10. From the aforesaid provisions it is clear that the AO shall pass the assessment order inconformity with the direction given by the DRP within one month from the end of the month in which such direction has been received. In the aforesaid provisions, the use of the word “shall” makes it mandatory for the AO to comply with the directions of the ld. DRP and pass the assessment order within one month of the receipt of such directions. It is also noticed that this sub-Section (13) of Section 144C of the Act has an overriding effect on the provisions contained in Section 153 of the Act because the sentence starts with non-obstante clause and it has been provided in Section 144C(13) of the Act that “notwithstanding” anything to contrary, contained in Section 153 or Section 153B of the Act, the assessment shall be completed within one month from the end of the month in which directions given by the DRP are received by the AO. Therefore, the provisions contained in sub-Section (13) of Section 144C of the Act overrides the provisions contained in Section 153 or Section 153B of the Act. Furthermore, 4th proviso to Section 153(2A) of the Act reads as under:
“Provided also that where the order under section 254 is received by the (Principal Chief Commissioner or) Chief Commissioner or (Principal Commissioner or) Commissioner or, as the case may be, the order under section 263 or section 264 is passed by the (Principal Commissioner or) Commissioner on or after the 1st day of April , 2010, and during the course of the proceeding for the fresh assessment of total income, a reference under sub-section (1) of section 92CA is made, the provisions of this subsection shall, notwithstanding anything contained in the second proviso, have effect as if for the words “one year”, the words “two years” had been substituted.”

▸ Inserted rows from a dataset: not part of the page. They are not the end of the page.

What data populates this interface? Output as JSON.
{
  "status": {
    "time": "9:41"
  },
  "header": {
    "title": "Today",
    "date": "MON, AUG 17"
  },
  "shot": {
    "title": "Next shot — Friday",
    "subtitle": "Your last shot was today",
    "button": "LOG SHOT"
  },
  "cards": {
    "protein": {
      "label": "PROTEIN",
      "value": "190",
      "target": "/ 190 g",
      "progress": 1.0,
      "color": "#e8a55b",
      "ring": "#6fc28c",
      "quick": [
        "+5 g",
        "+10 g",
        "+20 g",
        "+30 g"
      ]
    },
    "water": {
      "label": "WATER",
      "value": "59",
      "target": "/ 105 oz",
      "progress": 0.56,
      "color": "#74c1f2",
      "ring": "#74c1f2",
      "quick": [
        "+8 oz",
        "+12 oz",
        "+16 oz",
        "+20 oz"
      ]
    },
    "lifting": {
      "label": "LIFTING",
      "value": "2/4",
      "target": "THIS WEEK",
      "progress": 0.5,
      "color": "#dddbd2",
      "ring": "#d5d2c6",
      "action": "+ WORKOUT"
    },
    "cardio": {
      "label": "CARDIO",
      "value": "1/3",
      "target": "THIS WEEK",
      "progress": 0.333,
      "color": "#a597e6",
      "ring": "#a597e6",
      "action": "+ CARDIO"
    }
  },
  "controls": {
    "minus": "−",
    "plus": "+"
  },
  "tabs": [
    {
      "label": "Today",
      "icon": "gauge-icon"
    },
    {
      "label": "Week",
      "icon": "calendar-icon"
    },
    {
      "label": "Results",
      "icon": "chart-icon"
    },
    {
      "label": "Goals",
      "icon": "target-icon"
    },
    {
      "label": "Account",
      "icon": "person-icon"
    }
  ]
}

11. From the above provisions it is clear that when a reference has been made by the AO u/s 92CA(1) of the Act, the time limit for completion of the assessment is two years from the receipt of the order u/s 254 of the Act. But in the present case, there was no such direction by the ITAT to the AO to make the reference again which he has already made to the TPO who passed the original order u/s 92CA(3) of the Act on 19.10.2009. In the present case, as there was no such direction given by the ITAT in the order dated 18.08.2011 to the AO to make the reference again rather the directions were given to the ld. DRP who complied with those direction and passed the order on 17.01.2013, in the end of the said order, it is clearly mentioned that the copy of the order is to be given to the AO i.e. Additional CIT, Range-10, New Delhi. Therefore, we do not see any merit in this contention of the department that the AO passed the assessment order, only after receiving the directions of the DRP through TPO who is Technical Officer to decide the matter related to the arm’s length price adjustments. We, therefore, considering the totality of the facts and the legal provision as discussed hereinabove are of the view that the assessment framed by the AO vide order dated 24.07.2013 was barred by limitation. Therefore, the said assessment order is quashed. Since, we have decided the legal issue in favour of the assessee, therefore, no findings are being given on other issues agitated by the assessee on merits of the case.
12. In the result, appeal of the assessee is allowed for statistical purposes.